The titular character’s place amid the noise provides a striking juxtaposition within the scene. Gatsby stands alone, meditative and silent with ‘no singing quartet perform[ing] with [him]’, despite the party raging around him. From this moment on, it is evident that he represents something quite different from his guests: he is a character not tempted by the indulgence of his own party, starkly alone amidst the chaos he encourages by hosting it, the one figure who is not lost in the lurid orchestra. What is Fitzgerald trying to communicate here? Surely, another veiled critique of the Jazz Age’s hedonism must be drawn from the lone host, suggesting even the most lavish indulgences do not bring true satisfaction. Gatsby’s silence gives him a jarring, ghostly sense of removal from those around him. Moments like this make Gatsby’s eventual death at the hands of wealthy rivals all the more significant and we begin to see Fitzgerald’s pessimistic belief that even an individual as apparently great as Gatsby is not immune to the money-fuelled vulgarity of his age.
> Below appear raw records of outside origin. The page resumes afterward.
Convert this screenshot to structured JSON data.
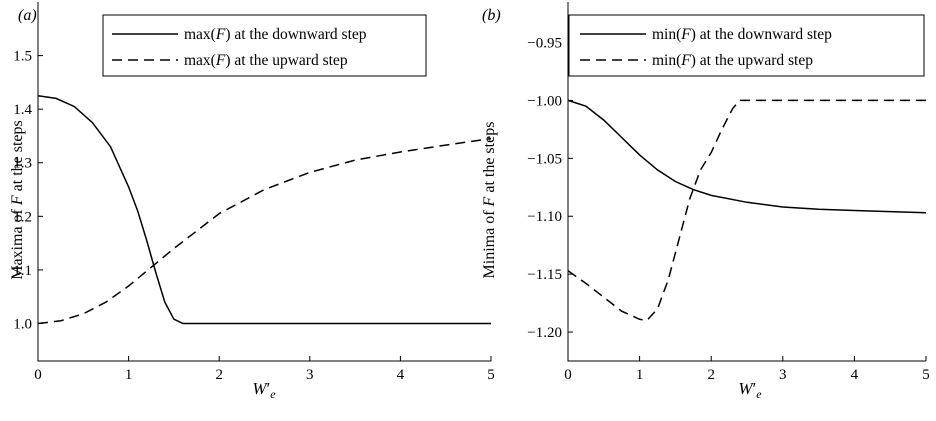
{
  "panels": [
    {
      "panel_label": "(a)",
      "ylabel_main": "Maxima of ",
      "ylabel_var": "F",
      "ylabel_rest": " at the steps",
      "xlabel_main": "W",
      "xlabel_prime": "′",
      "xlabel_sub": "e",
      "legend": [
        {
          "fn": "max(",
          "var": "F",
          "rest": ") at the downward step"
        },
        {
          "fn": "max(",
          "var": "F",
          "rest": ") at the upward step"
        }
      ]
    },
    {
      "panel_label": "(b)",
      "ylabel_main": "Minima of ",
      "ylabel_var": "F",
      "ylabel_rest": " at the steps",
      "xlabel_main": "W",
      "xlabel_prime": "′",
      "xlabel_sub": "e",
      "legend": [
        {
          "fn": "min(",
          "var": "F",
          "rest": ") at the downward step"
        },
        {
          "fn": "min(",
          "var": "F",
          "rest": ") at the upward step"
        }
      ]
    }
  ],
  "chart_data": [
    {
      "type": "line",
      "xlim": [
        0,
        5
      ],
      "ylim": [
        0.93,
        1.6
      ],
      "xticks": [
        0,
        1,
        2,
        3,
        4,
        5
      ],
      "yticks": [
        1.0,
        1.1,
        1.2,
        1.3,
        1.4,
        1.5
      ],
      "ytick_labels": [
        "1.0",
        "1.1",
        "1.2",
        "1.3",
        "1.4",
        "1.5"
      ],
      "legend_position": "top",
      "series": [
        {
          "name": "max(F) at the downward step",
          "style": "solid",
          "x": [
            0,
            0.2,
            0.4,
            0.6,
            0.8,
            1.0,
            1.1,
            1.2,
            1.3,
            1.4,
            1.5,
            1.6,
            2.0,
            3.0,
            4.0,
            5.0
          ],
          "y": [
            1.425,
            1.42,
            1.405,
            1.375,
            1.33,
            1.255,
            1.21,
            1.155,
            1.095,
            1.04,
            1.008,
            1.0,
            1.0,
            1.0,
            1.0,
            1.0
          ]
        },
        {
          "name": "max(F) at the upward step",
          "style": "dashed",
          "x": [
            0,
            0.25,
            0.5,
            0.75,
            1.0,
            1.25,
            1.5,
            2.0,
            2.5,
            3.0,
            3.5,
            4.0,
            4.5,
            5.0
          ],
          "y": [
            1.0,
            1.005,
            1.018,
            1.04,
            1.07,
            1.105,
            1.14,
            1.205,
            1.25,
            1.282,
            1.305,
            1.32,
            1.333,
            1.345
          ]
        }
      ]
    },
    {
      "type": "line",
      "xlim": [
        0,
        5
      ],
      "ylim": [
        -1.225,
        -0.915
      ],
      "xticks": [
        0,
        1,
        2,
        3,
        4,
        5
      ],
      "yticks": [
        -1.2,
        -1.15,
        -1.1,
        -1.05,
        -1.0,
        -0.95
      ],
      "ytick_labels": [
        "−1.20",
        "−1.15",
        "−1.10",
        "−1.05",
        "−1.00",
        "−0.95"
      ],
      "legend_position": "top",
      "series": [
        {
          "name": "min(F) at the downward step",
          "style": "solid",
          "x": [
            0,
            0.25,
            0.5,
            0.75,
            1.0,
            1.25,
            1.5,
            1.75,
            2.0,
            2.5,
            3.0,
            3.5,
            4.0,
            4.5,
            5.0
          ],
          "y": [
            -1.0,
            -1.005,
            -1.017,
            -1.032,
            -1.047,
            -1.06,
            -1.07,
            -1.077,
            -1.082,
            -1.088,
            -1.092,
            -1.094,
            -1.095,
            -1.096,
            -1.097
          ]
        },
        {
          "name": "min(F) at the upward step",
          "style": "dashed",
          "x": [
            0,
            0.25,
            0.5,
            0.75,
            1.0,
            1.1,
            1.25,
            1.4,
            1.55,
            1.7,
            1.85,
            2.0,
            2.15,
            2.3,
            2.4,
            2.6,
            3.0,
            4.0,
            5.0
          ],
          "y": [
            -1.147,
            -1.158,
            -1.17,
            -1.182,
            -1.189,
            -1.19,
            -1.18,
            -1.155,
            -1.12,
            -1.085,
            -1.06,
            -1.045,
            -1.025,
            -1.007,
            -1.0,
            -1.0,
            -1.0,
            -1.0,
            -1.0
          ]
        }
      ]
    }
  ]
}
Eventually, Gatsby’s seemingly stoic refusal to conform becomes his undoing, and the fact that this path is begun by such subtle, sensitive use of language is testament to the author’s mastery. Gatsby may think he has not succumbed to the cacophony and extravagance of his age, but he is intrinsically part of it by hosting the parties himself. His eventual demise is therefore unsurprising as no one is shown to be completely immune to the era’s corruption. Fitzgerald commented, referring to his own generation, that ‘they were living on borrowed time anyway’ – judging ‘them’ but not including himself in this. He attempts to remove himself from his own generation, just as Gatsby tries and fails to do, and perhaps we should judge both Fitzgerald and his protagonist for their attempts at moral detachment from their own era.